One of the most profound issues of the climate crisis is the question of developing countries. Were they to continue to progress in the same way as developed ones, they would become highly industrial and acutely worsen the climate problem, not to mention cause immeasurable environmental harm. It is vital their respective progressions occur in a way that betters each population but also nurtures the natural world. No small undertaking. And because developed nations were able to grow and develop uninterrupted by environmental concerns, many undeveloped countries now have the moral high ground: why shouldn’t they also have the same freedoms to progress their countries in the same way? If developing nations are to move forward in a new and sustainable way, the onus sits on rich and developed nations to provide the means – money – to do this.
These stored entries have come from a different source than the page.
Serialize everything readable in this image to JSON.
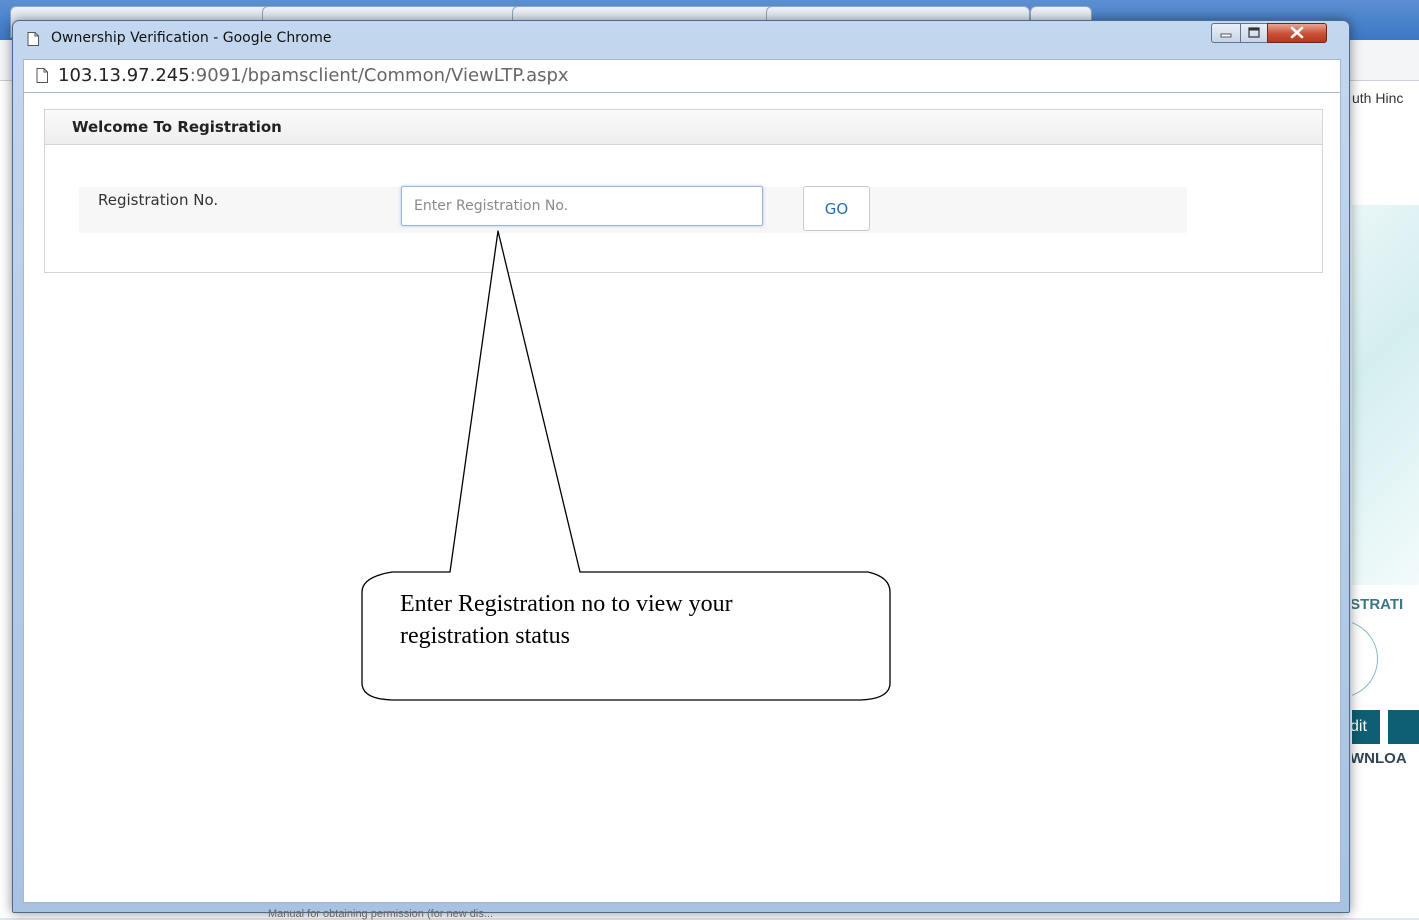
{
  "background_window": {
    "right_edge_text": "uth Hinc",
    "right_heading": "ISTRATI",
    "edit_button_label": "dit",
    "download_label": "WNLOA",
    "bottom_text": "Manual for obtaining permission (for new dis..."
  },
  "popup": {
    "title": "Ownership Verification - Google Chrome",
    "address": {
      "host": "103.13.97.245",
      "path": ":9091/bpamsclient/Common/ViewLTP.aspx"
    },
    "panel": {
      "heading": "Welcome To Registration",
      "registration_label": "Registration No.",
      "registration_input": {
        "value": "",
        "placeholder": "Enter Registration No."
      },
      "go_label": "GO"
    }
  },
  "callout": {
    "text": "Enter Registration no to view your registration status"
  }
}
The Paris agreement reiterated a 2009 commitment that the World’s rich countries should provide $100 billion per year by 2020 to assist developing nations handle the impacts of climate change and transform their economies into green ones. As discussed by the BBC, by 2019, only $79.6 billion was raised. Even more, a recent United Nations report has indicated that the agreed upon amount would not be reached until 2023, and this is despite the fact that newer and more ambitious targets have been put in place for 2025. What this all tends to suggest is that governmental drive is not going to be enough. What it suggests is that the time is at hand for private money – commercial enterprise – to step into the gap and start playing its part in a much more meaningful way.
As demonstrated by Nature in data taken from OECD.org, 2013 saw the generation of $52.3 billion of green financing for developing nations. Of this, $39.5 billion was public money and 12.8 private. In 2014, this total rose to $61.8 billion with 45.1 being public money and 16.7 private. Rolling the clock forward to 2017, the total amount generated was $71.2 billion. 56.7 was public sourced money and only 14.5 was private. Irrespective of gaps in the data, it does point to two things.
The first is that not enough finance is being generated for developing nations for them to suitably prepare for the climate crisis. And second, the amount of private funding flowing into the climate kitty for developing countries does not appear to be forthcoming. In a post-COP26 world, and with newer and starker warnings about where the climate crisis is taking us, the world of finance needs to get on board, and quickly.